Künftig können die Euro-Staaten mehr Schulden machen, ohne automatisch fürchten zu müssen, als Defizitsünder angeprangert und sanktioniert zu werden. Bestimmte Faktoren sollen künftig bei der Bewertung eines Staatsdefizits mindernd berücksichtigt werden. Für Deutschland sind dies vor allem die Milliardenkosten für den so genannten Aufbau Ost im Zuge der deutschen Wiedervereinigung.
Einige Staaten – neben Deutschland vor allem Frankreich – bemühten sich seit Jahren darum, den Pakt flexibler zu machen; die anderen Euro-Partner, darunter Österreich mit Finanzminister Karl-Heinz Grasser, wollten vor allem verhindern, dass praktisch alle defizitmindernden Ausgaben bei der Schuldenberechnung berücksichtigt werden.
Die nunmehr angebotene Formulierung sieht vor, dass Ausgaben für die Vereinigung Europas bei der Beurteilung von Defizitsündern berücksichtigt werden können, wenn diese einen negativen Effekt auf das Wachstum und die Haushaltslasten eines Mitgliedstaates haben. Die 3,0-Prozent-Grenze sei damit aber nicht in Frage gestellt oder untergraben worden, versicherte Juncker. Nach Ansicht von Diplomaten werden mit der nun gefundenen Kompromissformel auch die Lasten berücksichtigt, die die osteuropäischen EU-Neulinge beim Aufholprozess haben.
Als unstrittig galt zuletzt stets, dass die Haushalte in wirtschaftlich guten Zeiten stärker saniert werden sollen als bisher. Auch sollen die Länder bei der Rückführung ihrer Defizite mehr Spielraum erhalten. Als Frist werden in dem Juncker-Papier drei Jahre genannt, um ein zu hohes Defizit wieder unter die Drei-Prozent-Marke zu drücken. Bei anhaltender Wachstumsschwäche könnten zusätzlich Schritte wiederholt werden, bevor ein Strafverfahren mit Milliarden-Sanktionen eingeleitet wird.
Deutschland atmet auf
Der deutsche Finanzminister Hans Eichel begrüßte die Einigung. Es handle sich um eine gute politische Einigung. Die Kosten der deutschen Wiedervereinigung würden nun angemessen berücksichtigt. Es geht doch nicht darum, dass wir die Lizenz zum Schuldenmachen haben wollen, wehrte Eichel kritische Stimmen ab.

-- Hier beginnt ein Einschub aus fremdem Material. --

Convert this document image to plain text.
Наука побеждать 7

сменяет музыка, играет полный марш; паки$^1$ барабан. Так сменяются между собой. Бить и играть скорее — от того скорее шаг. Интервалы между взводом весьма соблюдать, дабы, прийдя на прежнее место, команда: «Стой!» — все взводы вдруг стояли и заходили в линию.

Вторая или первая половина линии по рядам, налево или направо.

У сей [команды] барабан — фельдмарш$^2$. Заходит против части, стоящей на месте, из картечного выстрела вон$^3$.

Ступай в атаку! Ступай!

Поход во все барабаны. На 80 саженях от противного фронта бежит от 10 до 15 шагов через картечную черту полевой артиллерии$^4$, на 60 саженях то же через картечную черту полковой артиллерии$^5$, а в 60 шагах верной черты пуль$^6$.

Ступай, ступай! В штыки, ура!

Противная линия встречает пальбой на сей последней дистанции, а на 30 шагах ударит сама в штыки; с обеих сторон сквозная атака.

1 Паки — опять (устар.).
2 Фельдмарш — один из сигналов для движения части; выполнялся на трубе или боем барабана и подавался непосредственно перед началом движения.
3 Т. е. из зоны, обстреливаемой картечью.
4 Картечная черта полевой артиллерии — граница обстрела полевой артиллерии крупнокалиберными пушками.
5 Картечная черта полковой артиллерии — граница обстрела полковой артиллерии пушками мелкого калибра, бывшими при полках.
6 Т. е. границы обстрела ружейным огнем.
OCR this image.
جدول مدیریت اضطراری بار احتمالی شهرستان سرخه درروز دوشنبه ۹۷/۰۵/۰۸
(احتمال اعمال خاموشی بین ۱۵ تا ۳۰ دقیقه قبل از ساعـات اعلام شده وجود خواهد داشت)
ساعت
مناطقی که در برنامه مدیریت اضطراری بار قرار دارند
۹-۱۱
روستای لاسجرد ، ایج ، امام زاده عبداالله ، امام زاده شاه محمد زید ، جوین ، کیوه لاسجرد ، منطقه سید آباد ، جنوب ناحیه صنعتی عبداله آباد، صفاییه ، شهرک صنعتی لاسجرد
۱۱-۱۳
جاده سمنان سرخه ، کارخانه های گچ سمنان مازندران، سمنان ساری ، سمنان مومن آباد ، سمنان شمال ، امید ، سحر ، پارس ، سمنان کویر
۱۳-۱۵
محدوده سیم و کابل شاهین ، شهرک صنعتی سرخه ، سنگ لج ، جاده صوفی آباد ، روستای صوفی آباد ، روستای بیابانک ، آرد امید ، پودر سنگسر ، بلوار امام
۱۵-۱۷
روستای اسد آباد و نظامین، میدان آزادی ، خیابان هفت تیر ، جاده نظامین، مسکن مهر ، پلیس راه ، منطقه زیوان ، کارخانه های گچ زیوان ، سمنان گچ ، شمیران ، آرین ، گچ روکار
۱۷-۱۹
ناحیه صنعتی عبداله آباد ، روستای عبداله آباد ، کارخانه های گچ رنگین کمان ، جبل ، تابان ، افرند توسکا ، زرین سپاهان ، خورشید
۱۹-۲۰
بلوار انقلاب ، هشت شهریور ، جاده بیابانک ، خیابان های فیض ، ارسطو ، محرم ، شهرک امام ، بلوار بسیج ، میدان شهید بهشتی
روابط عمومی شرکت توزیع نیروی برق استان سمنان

Nach seiner Meinung kann der Pakt jetzt ökonomisch rationaler und wachstumsfreundlicher angewandt werden. Zudem ermögliche die Reform eine stärkere Einzelfallbetrachtung.
Wie zu erwarten eher kritisch kommentierte der österreichische Finanzminister Karl-Heinz Grasser die Einigung mit den Worten: Nicht das bestmögliche Ergebnis und keine Wunschreform. Das Paket stelle aber sicher, dass es kein Defizitspending geben werde, das ist sichergestellt, so Grasser in einer ersten Reaktion. Es werden keine Ausgabenpositionen aus der Defizitberechnung prinzipiell ausgeklammert, betonte Grasser. Es bleibe bei den drei Prozent als Defizitgrenze.
Grasser räumte ein, dass unter den neuen Regeln Defizitsündern bis zu fünf Jahre eingeräumt werden könnten, bis sie ihr Defizit wieder in Ordnung bringen, das sei aber ein worst case, ein schlimmster anzunehmender Fall. Die Regel sei, dass das Defizit binnen zweier Jahre wieder unter drei Prozent gebracht wird. Ich hoffe, wir halten uns an die Regel und nicht an die Ausnahme, so Grasser.
EU-Währungskommissar Joaquin Almunia sagte in einer ersten Reaktion auf die Einigung, er rechne damit, dass auch die EU-Kommission die Einigung der Finanzminister unterstützen werde.